2. Click the “Reindex” button and check the completion rate from the progress bar. This creates a new index with the new template. It automatically assigns a name according to the convention mentioned above which increments the index version. If an error happens at this step the user can just cancel the reindex and ask us for help. Most of the errors happen because the cluster load is high and there are not enough threads in the pool to assign to reindexing. In such cases, we tell the user a better time slot to reindex.
3. Click the “Switch Alias” button once the progress is completed.
How does it work?
You can see the high-level diagram down below.
We have a utility microservice called “ES Tooling” that incorporates Elasticsearch related operations such as periodic health checks and snapshot/restores. It sends metrics and structured logs to Datadog and so allows us to keep track of operations happening on our Elasticsearch clusters. In case something goes wrong (e.g., a snapshot failing or an index not having replicas) it alerts us on our dedicated Slack channel.
We implemented steps of the reindex process into this service using Elasticsearch’s Java RestClient and RestHighLevelClient.
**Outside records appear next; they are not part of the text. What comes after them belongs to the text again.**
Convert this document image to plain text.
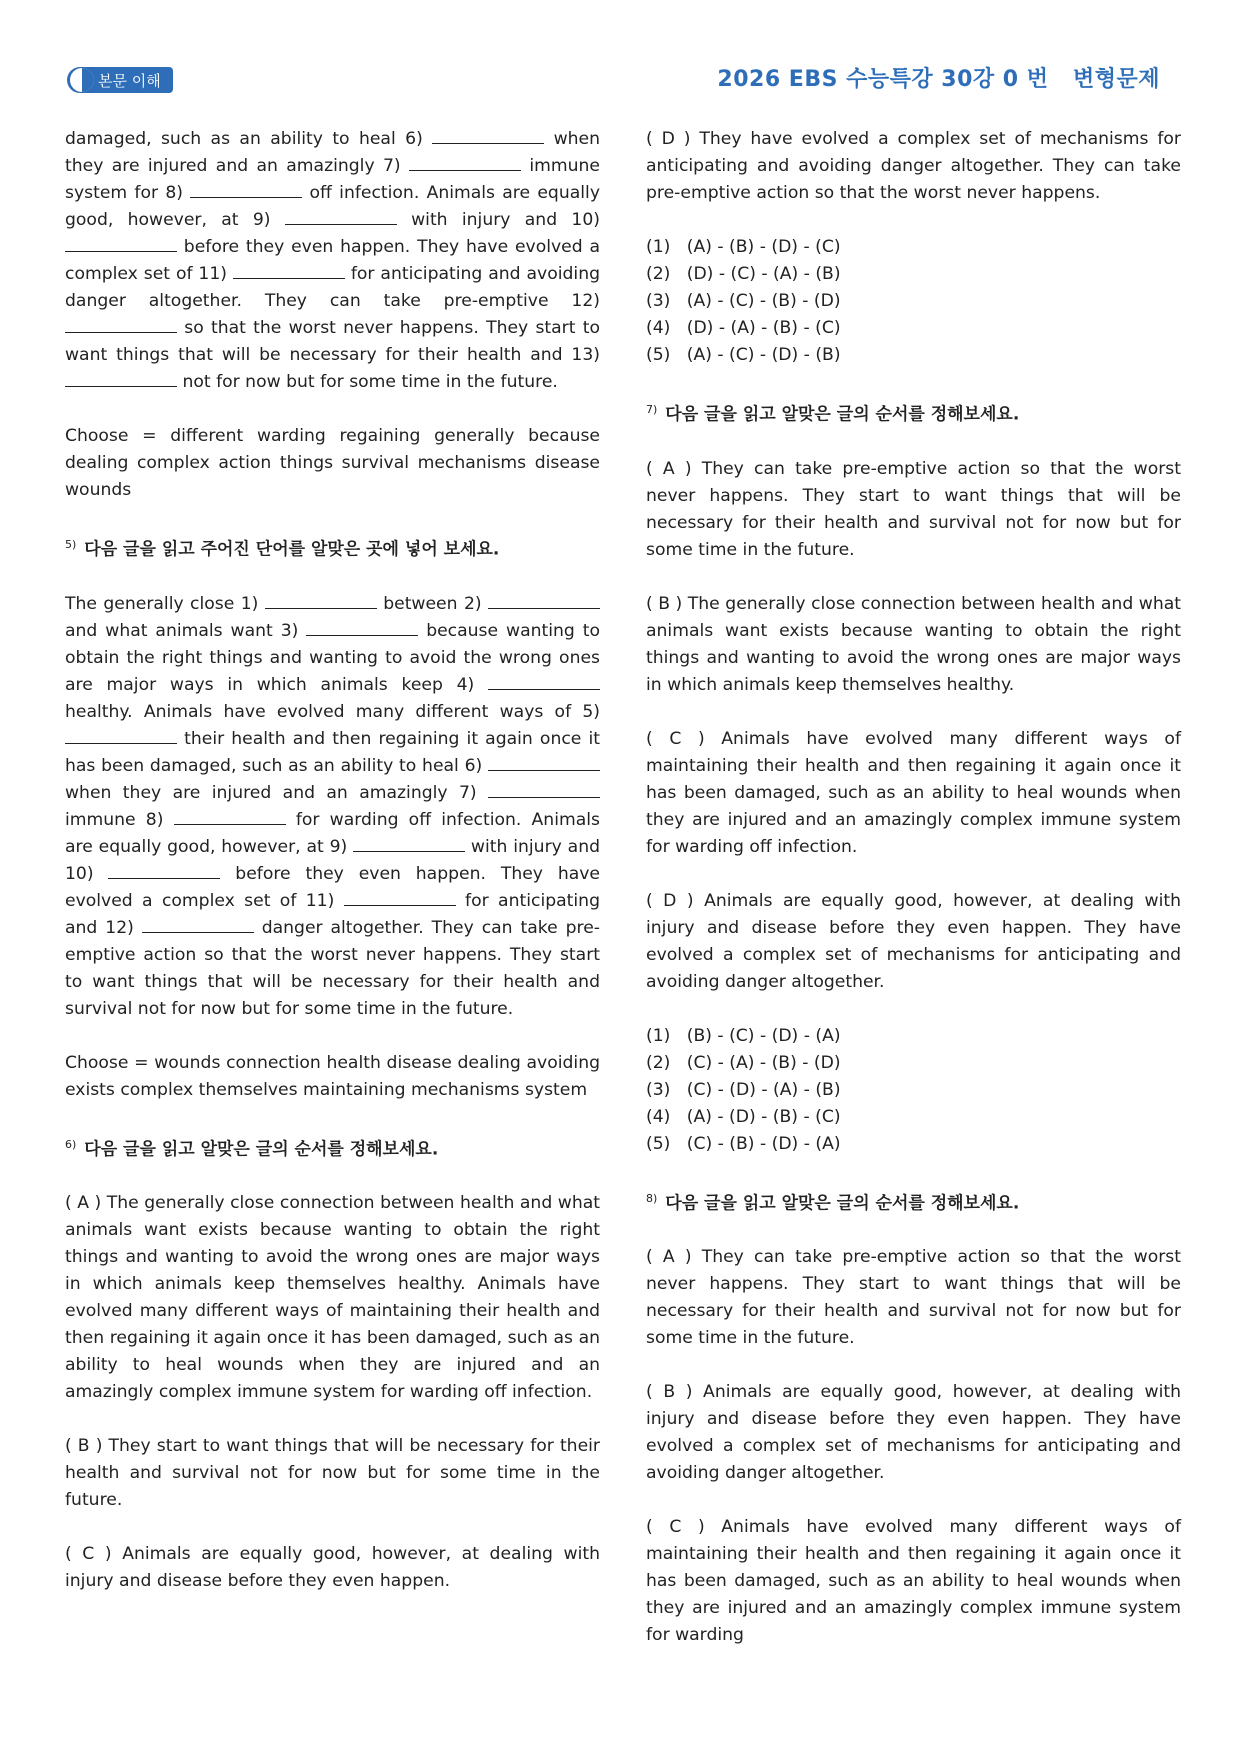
본문 이해	2026 EBS 수능특강 30강 0 번   변형문제

damaged, such as an ability to heal 6)	when they are injured and an amazingly 7)	immune system for 8)	off infection. Animals are equally good, however, at 9)	with injury and 10)  before they even happen. They have evolved a complex set of 11)	for anticipating and avoiding danger altogether. They can take pre-emptive 12)  so that the worst never happens. They start to want things that will be necessary for their health and 13)  not for now but for some time in the future.

Choose = different warding regaining generally because dealing complex action things survival mechanisms disease wounds

$^{5)}$ 다음 글을 읽고 주어진 단어를 알맞은 곳에 넣어 보세요.

The generally close 1)	between 2)  and what animals want 3)	because wanting to obtain the right things and wanting to avoid the wrong ones are major ways in which animals keep 4)  healthy. Animals have evolved many different ways of 5)  their health and then regaining it again once it has been damaged, such as an ability to heal 6)  when they are injured and an amazingly 7)  immune 8)	for warding off infection. Animals are equally good, however, at 9)	with injury and 10)	before they even happen. They have evolved a complex set of 11)	for anticipating and 12)	danger altogether. They can take pre-emptive action so that the worst never happens. They start to want things that will be necessary for their health and survival not for now but for some time in the future.

Choose = wounds connection health disease dealing avoiding exists complex themselves maintaining mechanisms system

$^{6)}$ 다음 글을 읽고 알맞은 글의 순서를 정해보세요.

( A ) The generally close connection between health and what animals want exists because wanting to obtain the right things and wanting to avoid the wrong ones are major ways in which animals keep themselves healthy. Animals have evolved many different ways of maintaining their health and then regaining it again once it has been damaged, such as an ability to heal wounds when they are injured and an amazingly complex immune system for warding off infection.

( B ) They start to want things that will be necessary for their health and survival not for now but for some time in the future.

( C ) Animals are equally good, however, at dealing with injury and disease before they even happen.

( D ) They have evolved a complex set of mechanisms for anticipating and avoiding danger altogether. They can take pre-emptive action so that the worst never happens.

(1)   (A) - (B) - (D) - (C)
(2)   (D) - (C) - (A) - (B)
(3)   (A) - (C) - (B) - (D)
(4)   (D) - (A) - (B) - (C)
(5)   (A) - (C) - (D) - (B)
$^{7)}$ 다음 글을 읽고 알맞은 글의 순서를 정해보세요.

( A ) They can take pre-emptive action so that the worst never happens. They start to want things that will be necessary for their health and survival not for now but for some time in the future.

( B ) The generally close connection between health and what animals want exists because wanting to obtain the right things and wanting to avoid the wrong ones are major ways in which animals keep themselves healthy.

( C ) Animals have evolved many different ways of maintaining their health and then regaining it again once it has been damaged, such as an ability to heal wounds when they are injured and an amazingly complex immune system for warding off infection.

( D ) Animals are equally good, however, at dealing with injury and disease before they even happen. They have evolved a complex set of mechanisms for anticipating and avoiding danger altogether.

(1)   (B) - (C) - (D) - (A)
(2)   (C) - (A) - (B) - (D)
(3)   (C) - (D) - (A) - (B)
(4)   (A) - (D) - (B) - (C)
(5)   (C) - (B) - (D) - (A)
$^{8)}$ 다음 글을 읽고 알맞은 글의 순서를 정해보세요.

( A ) They can take pre-emptive action so that the worst never happens. They start to want things that will be necessary for their health and survival not for now but for some time in the future.

( B ) Animals are equally good, however, at dealing with injury and disease before they even happen. They have evolved a complex set of mechanisms for anticipating and avoiding danger altogether.

( C ) Animals have evolved many different ways of maintaining their health and then regaining it again once it has been damaged, such as an ability to heal wounds when they are injured and an amazingly complex immune system for warding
The service creates an extra index called .reindex in each cluster in order to persist the metadata regarding ongoing reindex operations.
For each index, a single reindex entry is kept at a time. In order to introduce a new one, the previous operation should be either canceled or finished. This metadata is important for logging purposes and prevents two people from running the reindex operation for the same index at the same time.
After adding the reindex functionality in the ES Tooling service, we sought ways to make it available to engineers and data scientists. Implementing a separate web UI was an option but we opted to have an admin page on Udemy’s existing admin tool to avoid extra work for authorization and authentication.
Future Plans & Conclusion
In the future, we want to add a comparison screen that shows the difference between the old and new template side-by-side so that the user will explicitly see the changes to be applied. Plus, currently, the tool cannot handle field deletions, because standard reindex operations fail if there is a missing field in the destination index. Therefore we want to upgrade the tool so that it automatically creates a pipeline processor that removes redundant fields during reindex.
The reindex tool saves the Search Platform team hours of waiting and our engineers from having to go through a tedious and stressful process.